Until we have the full revelation of God, we are in darkness, either total darkness or relative darkness. It is therefore best to heed the admonition of Paul given to the Romans, “Let us not therefore judge one another any more: but judge this rather, that no man put a stumblingblock or an occasion to fall in his brother’s way” (Rom. 14:13). This is the safe way. This is the godly way. Can you now say, “Aha! I’ve got it”?

Even Jesus did not have a full revelation of everything, for he said that he did not know the hour of his second coming (Mark 13:32). It is therefore that he, too, had his Aha! moments, such as when he first saw Nathanael and said, “Behold an Israelite indeed, in whom is no guile!” (John 1:47). He said another Aha! when he saw the faith of the centurion (Matt. 8:10) and the unbelief of the people of his hometown (Mark 6:6).

Notice then, also, there are the Aha’s! of joy and of woe. There is the Aha! with joy when we realize we can stand on God’s promises because he means what he says.

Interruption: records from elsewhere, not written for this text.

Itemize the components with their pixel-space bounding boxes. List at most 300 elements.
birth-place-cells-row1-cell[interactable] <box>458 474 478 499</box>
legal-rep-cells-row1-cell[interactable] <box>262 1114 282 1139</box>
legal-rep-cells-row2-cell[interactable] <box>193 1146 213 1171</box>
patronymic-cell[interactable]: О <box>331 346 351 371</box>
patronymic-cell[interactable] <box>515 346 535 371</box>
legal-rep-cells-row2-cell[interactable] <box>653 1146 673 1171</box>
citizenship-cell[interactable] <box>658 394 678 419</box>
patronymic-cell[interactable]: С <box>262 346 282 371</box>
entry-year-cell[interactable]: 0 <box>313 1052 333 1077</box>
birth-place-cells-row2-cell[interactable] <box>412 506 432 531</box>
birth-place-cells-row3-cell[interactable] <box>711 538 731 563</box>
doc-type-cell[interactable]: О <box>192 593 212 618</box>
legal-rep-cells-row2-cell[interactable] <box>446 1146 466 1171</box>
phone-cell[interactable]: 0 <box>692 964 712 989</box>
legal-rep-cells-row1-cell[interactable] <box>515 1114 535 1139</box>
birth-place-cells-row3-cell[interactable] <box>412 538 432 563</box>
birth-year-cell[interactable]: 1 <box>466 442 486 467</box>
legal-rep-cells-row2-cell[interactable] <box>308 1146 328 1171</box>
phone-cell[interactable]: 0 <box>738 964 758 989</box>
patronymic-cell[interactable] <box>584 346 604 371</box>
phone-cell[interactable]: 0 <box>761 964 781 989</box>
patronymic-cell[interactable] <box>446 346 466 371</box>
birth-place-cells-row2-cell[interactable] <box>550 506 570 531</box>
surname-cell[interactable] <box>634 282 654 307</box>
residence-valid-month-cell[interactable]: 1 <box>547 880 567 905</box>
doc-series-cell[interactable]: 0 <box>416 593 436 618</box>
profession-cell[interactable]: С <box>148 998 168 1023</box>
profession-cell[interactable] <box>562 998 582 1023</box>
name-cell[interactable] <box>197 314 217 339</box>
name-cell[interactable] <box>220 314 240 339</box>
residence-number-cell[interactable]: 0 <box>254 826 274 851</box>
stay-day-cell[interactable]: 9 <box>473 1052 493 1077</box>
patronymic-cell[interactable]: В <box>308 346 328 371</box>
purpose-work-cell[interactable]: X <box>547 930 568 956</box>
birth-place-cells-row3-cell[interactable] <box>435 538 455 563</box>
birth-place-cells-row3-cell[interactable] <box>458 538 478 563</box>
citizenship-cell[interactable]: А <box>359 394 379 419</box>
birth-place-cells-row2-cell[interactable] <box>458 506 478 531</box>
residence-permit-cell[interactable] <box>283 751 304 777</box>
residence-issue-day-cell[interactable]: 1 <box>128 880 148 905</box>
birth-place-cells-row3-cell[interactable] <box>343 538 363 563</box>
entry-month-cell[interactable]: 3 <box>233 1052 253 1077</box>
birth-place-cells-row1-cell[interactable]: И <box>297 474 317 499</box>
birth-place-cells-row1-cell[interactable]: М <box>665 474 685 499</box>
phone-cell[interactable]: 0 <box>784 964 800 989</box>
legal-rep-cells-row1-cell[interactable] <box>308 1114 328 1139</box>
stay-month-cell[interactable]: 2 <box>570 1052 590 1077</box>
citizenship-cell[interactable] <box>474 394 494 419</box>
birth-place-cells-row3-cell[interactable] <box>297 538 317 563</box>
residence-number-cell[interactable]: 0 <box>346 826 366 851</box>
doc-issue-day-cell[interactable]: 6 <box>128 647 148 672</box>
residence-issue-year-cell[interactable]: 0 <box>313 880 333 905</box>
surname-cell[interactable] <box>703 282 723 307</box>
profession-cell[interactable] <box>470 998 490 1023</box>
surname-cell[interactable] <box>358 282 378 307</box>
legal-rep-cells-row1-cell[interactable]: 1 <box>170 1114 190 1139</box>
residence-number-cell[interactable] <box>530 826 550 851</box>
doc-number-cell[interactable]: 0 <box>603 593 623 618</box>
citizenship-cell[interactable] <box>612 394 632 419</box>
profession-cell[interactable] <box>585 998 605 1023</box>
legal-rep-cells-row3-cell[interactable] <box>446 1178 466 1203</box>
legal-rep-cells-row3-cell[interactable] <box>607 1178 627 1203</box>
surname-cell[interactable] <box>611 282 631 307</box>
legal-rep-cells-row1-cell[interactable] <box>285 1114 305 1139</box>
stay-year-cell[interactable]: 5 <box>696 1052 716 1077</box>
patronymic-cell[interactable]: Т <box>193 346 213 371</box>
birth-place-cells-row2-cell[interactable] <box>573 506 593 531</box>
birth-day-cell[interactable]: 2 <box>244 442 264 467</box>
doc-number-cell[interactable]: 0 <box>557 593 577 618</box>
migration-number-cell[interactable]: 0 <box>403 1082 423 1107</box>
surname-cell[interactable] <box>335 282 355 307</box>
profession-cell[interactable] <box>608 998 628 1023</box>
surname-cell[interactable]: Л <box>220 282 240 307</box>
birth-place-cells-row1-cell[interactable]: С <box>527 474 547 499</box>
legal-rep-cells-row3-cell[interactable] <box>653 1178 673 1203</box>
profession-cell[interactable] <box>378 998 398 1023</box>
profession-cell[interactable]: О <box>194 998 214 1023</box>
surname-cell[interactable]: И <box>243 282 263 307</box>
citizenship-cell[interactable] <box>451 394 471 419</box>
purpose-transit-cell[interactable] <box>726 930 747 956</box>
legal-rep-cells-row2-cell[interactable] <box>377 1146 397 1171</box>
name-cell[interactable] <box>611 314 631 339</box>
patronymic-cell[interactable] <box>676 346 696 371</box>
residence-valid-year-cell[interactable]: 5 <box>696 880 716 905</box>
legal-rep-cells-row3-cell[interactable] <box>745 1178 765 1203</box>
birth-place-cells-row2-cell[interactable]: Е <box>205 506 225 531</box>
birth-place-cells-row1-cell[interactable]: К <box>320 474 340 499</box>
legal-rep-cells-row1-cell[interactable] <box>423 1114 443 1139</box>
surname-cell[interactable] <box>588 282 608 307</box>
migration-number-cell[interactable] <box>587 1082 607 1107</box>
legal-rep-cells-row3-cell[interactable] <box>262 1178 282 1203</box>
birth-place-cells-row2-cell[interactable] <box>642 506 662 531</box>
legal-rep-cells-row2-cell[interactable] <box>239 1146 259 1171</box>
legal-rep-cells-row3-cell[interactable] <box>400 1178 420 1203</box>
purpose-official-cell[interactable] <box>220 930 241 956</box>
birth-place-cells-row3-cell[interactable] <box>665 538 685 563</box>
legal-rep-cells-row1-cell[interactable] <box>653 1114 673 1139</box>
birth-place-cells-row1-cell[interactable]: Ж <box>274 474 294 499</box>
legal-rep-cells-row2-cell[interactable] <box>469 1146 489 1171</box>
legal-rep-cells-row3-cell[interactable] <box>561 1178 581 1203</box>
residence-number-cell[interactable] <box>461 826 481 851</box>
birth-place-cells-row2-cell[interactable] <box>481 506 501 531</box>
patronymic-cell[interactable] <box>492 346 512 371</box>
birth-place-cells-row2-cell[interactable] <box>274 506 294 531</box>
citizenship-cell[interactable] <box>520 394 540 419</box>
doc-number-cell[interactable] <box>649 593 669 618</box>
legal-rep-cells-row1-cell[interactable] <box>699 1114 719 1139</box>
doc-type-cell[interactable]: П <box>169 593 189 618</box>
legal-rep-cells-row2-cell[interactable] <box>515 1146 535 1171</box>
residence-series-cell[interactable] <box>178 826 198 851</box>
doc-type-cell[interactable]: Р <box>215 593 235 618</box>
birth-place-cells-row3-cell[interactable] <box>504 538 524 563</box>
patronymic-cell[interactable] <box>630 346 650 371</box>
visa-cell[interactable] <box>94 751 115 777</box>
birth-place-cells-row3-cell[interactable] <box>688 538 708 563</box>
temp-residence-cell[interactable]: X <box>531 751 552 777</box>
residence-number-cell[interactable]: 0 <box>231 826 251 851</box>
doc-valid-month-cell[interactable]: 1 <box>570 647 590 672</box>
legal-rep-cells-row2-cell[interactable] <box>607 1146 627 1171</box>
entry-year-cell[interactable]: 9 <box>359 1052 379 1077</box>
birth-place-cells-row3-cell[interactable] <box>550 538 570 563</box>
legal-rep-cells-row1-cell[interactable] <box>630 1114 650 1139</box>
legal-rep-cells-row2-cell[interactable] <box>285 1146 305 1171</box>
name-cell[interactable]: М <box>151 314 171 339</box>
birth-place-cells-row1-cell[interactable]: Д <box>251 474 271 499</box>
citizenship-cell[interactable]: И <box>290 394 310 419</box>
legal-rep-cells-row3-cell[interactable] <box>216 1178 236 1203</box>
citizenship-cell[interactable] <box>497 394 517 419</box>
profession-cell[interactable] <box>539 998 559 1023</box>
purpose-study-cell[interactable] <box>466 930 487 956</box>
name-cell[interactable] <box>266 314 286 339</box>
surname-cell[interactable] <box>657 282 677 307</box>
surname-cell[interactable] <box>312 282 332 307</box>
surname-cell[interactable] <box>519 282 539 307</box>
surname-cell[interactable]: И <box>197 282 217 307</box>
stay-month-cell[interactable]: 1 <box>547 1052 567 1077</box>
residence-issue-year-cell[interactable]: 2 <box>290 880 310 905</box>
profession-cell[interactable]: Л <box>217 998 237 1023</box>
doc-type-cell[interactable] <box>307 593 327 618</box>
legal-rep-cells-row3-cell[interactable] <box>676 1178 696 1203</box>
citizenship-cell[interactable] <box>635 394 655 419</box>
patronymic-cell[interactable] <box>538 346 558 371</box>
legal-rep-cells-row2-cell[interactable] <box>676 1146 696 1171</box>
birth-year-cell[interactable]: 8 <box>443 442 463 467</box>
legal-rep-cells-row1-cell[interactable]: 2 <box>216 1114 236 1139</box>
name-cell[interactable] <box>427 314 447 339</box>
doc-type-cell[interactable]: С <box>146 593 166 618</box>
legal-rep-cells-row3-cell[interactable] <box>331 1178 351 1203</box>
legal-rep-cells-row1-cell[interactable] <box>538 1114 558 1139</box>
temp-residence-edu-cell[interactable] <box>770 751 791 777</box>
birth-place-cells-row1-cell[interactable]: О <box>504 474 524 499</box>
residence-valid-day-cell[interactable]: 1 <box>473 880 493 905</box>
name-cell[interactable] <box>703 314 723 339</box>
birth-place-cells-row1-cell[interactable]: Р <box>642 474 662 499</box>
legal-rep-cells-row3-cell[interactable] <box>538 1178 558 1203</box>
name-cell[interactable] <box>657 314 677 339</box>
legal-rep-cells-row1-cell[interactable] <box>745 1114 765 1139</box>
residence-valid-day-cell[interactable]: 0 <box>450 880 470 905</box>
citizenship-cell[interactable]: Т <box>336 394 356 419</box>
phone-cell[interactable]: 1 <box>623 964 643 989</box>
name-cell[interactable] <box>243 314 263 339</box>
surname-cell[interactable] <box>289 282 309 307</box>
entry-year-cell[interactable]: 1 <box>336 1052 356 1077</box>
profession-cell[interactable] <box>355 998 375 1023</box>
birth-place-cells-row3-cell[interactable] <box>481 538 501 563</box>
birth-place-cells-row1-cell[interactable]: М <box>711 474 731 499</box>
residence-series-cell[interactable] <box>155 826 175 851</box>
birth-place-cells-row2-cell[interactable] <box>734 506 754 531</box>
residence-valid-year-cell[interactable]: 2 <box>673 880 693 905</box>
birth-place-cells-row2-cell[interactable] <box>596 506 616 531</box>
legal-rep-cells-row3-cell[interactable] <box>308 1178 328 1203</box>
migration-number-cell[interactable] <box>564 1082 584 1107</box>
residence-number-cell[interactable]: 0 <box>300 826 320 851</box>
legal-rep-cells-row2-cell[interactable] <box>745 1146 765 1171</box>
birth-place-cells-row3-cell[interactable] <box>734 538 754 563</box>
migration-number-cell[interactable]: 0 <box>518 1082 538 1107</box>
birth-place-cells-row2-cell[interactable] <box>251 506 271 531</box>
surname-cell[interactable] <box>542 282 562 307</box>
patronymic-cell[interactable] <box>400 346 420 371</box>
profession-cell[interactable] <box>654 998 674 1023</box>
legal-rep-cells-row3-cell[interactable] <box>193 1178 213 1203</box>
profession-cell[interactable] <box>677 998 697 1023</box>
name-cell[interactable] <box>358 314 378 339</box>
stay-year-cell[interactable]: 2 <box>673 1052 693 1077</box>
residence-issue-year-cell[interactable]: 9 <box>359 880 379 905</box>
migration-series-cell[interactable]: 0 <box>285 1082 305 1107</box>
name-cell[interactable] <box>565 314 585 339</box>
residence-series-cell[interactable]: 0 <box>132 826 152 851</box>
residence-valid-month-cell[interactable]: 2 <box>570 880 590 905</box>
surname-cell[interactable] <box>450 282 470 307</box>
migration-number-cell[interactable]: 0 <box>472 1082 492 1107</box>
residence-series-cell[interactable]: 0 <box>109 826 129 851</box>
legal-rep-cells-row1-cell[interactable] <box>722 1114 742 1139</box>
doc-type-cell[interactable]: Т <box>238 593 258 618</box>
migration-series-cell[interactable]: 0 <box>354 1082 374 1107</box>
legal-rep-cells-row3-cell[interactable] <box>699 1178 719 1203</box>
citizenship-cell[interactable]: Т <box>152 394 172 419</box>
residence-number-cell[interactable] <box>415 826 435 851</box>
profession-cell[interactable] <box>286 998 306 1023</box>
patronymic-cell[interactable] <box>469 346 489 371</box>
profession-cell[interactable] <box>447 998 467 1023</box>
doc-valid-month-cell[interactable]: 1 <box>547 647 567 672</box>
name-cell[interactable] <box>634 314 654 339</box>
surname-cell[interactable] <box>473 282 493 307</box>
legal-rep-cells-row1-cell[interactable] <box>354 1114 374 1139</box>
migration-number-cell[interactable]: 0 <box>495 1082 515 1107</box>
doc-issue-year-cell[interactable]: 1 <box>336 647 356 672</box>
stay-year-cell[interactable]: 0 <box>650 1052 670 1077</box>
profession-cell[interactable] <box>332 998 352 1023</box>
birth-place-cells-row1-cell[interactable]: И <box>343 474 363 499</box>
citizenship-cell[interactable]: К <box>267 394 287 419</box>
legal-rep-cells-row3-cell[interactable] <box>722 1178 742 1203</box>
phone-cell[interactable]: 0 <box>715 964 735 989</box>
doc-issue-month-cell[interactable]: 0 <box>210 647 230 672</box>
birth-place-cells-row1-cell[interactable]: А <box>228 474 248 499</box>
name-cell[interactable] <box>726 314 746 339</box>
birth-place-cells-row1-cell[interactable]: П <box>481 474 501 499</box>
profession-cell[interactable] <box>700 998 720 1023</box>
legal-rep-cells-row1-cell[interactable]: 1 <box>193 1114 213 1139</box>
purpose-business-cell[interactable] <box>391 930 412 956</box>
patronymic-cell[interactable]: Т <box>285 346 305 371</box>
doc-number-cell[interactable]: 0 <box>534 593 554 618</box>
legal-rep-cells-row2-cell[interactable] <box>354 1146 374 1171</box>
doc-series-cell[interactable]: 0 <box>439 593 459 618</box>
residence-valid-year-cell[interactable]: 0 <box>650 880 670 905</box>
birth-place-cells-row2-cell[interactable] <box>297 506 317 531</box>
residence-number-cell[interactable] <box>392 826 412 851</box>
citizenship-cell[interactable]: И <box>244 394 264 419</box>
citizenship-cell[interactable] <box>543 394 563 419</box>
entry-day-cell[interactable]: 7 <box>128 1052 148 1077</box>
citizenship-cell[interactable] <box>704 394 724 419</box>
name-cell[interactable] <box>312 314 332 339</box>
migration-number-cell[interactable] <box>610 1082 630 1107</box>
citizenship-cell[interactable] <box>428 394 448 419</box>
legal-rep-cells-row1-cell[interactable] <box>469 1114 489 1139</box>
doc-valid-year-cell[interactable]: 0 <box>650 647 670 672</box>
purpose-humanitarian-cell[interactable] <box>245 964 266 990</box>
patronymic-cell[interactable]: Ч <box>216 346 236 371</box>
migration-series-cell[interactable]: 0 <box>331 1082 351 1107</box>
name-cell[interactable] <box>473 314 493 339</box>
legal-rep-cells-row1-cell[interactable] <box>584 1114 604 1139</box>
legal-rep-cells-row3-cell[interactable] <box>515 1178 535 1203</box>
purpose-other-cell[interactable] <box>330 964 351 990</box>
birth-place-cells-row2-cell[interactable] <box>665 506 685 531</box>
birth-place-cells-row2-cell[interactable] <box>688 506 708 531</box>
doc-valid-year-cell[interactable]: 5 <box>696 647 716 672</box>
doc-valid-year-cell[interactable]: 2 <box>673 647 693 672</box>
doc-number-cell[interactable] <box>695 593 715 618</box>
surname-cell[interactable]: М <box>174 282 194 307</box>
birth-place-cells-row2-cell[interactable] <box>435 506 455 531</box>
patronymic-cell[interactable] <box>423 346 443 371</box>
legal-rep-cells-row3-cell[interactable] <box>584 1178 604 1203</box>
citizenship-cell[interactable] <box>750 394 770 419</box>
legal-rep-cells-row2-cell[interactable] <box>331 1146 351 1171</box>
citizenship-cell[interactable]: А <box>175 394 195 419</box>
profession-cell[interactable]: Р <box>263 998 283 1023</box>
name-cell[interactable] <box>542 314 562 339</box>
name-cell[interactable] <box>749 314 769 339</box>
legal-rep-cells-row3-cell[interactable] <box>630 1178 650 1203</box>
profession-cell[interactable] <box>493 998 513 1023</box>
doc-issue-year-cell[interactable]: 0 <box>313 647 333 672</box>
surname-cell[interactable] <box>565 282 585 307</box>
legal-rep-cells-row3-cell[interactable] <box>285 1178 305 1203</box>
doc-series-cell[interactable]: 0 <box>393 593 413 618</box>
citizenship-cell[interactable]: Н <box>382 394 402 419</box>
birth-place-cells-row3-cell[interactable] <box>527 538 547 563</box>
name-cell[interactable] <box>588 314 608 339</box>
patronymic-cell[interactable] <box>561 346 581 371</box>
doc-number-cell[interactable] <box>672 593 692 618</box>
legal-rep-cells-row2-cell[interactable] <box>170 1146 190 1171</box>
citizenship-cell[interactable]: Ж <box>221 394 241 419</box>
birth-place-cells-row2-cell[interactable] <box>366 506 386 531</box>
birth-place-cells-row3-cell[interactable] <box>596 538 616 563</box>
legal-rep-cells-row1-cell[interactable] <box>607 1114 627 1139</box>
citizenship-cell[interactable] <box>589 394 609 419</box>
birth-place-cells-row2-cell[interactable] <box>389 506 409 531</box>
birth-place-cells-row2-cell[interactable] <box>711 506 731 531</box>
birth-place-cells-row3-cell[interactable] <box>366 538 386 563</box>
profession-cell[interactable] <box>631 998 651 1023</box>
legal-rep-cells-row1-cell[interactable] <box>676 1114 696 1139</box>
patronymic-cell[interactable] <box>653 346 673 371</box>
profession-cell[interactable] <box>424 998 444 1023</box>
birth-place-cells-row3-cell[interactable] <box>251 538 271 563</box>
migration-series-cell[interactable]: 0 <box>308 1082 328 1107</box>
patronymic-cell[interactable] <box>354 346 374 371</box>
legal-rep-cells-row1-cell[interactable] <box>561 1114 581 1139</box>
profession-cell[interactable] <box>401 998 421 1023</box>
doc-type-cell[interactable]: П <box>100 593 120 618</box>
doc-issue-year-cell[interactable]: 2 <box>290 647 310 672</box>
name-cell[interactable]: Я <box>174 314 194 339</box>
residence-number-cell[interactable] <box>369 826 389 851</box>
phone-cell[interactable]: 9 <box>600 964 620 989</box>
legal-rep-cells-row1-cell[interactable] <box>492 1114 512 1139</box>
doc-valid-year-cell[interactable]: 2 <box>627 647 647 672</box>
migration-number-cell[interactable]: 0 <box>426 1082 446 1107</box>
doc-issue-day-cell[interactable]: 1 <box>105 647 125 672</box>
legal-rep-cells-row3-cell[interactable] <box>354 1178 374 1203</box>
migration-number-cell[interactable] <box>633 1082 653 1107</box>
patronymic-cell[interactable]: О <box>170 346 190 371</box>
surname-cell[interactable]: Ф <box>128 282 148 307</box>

There is the Aha! with woe when we realize we have damaged our fellowship with God because we have sinned and the blessings and joy of the Lord have disappeared.

Ultimately, I am looking for the great Aha! from all mankind as we approach the second coming of Jesus. What a great Aha! will be on the lips of all humanity when she will see Jesus appearing in the sky in a moment of the twinkling of an eye.

But there are many Aha’s! preceding it, even more so as we look for his appearing. As at Jesus’ first coming, there was “a fulness of time” (Gal. 4:4), a readiness in the world, a feeling towards him, so it is now. We are now slowly moving out of the dictatorial realm of relativism in philosophy and science. Philosophers, as we move toward the final cataclysm, begin to return to absolutes. Scientists, as they dig deeper and deeper into the secrets of the physical universe, begin to say Aha! and Aha! and Aha! over and over again. They finally recognize, “It is, after all, not evolution that brought us all this amazing world but a mastermind.” In fact, the first seed of that Aha! was already nascent in the man’s mind who started this whole evolutionary thinking: Charles Darwin. When he came to study the human eye, he had a flip-flop, although it may have only been momentary. He found something of which he could not say: this came from this or that. Rather, he stood in awe and wonder and said, “To suppose that the eye...could have been formed by natural selection seems, I freely confess, absurd to the highest degree possible.” Aha!

Over the years, modern science, with more and more pride, supported Darwin . But today, as we have come to ultra-modern science, we begin to see that what we first thought to be simple and explanatory now manifests itself with such beauty and complexity in ever-increasing expansion that we can only say Aha! and Aha! and Aha! over and over again. There must be a God, after all!

Just remember, we started out with thinking there were only four elements, or primary substances: earth, air, fire and water. But now we know that there are more than one hundred. However, as our lenses get better and better, we find that the atom, rather than being the end of our discoveries on the small side of things, could contain another universe, which could contain another universe, which could contain yet another universe. And what we find in the microcosm, we do also find in the macrocosm of God’s infinite space. This all leads to yet another way of saying, Aha!:

“O Lord my God! When I in awesome wonder consider all the worlds Thy hands have made. I see the stars, I hear the rolling thunder, Thy pow’r throughout the universe displayed. Then sings my soul, my Savior God to Thee; how great Thou art, how great Thou art! Then sings my soul, my Savior God to Thee; how great Thou art, how great Thou art!” (How Great Thou Art!, by Carl Boberg).

Remember then these three Aha’s!, the three discoveries. Once you get them, they will greatly enrich your life:

1) God means what he says, and you had better do likewise, or you will find yourself outside the garden of abundant life.

2) Be careful with your judgments. Most of them tend to be wrong and create irreparable damage.

3) God is a lot bigger than you think, and we shall all find that out sooner or later.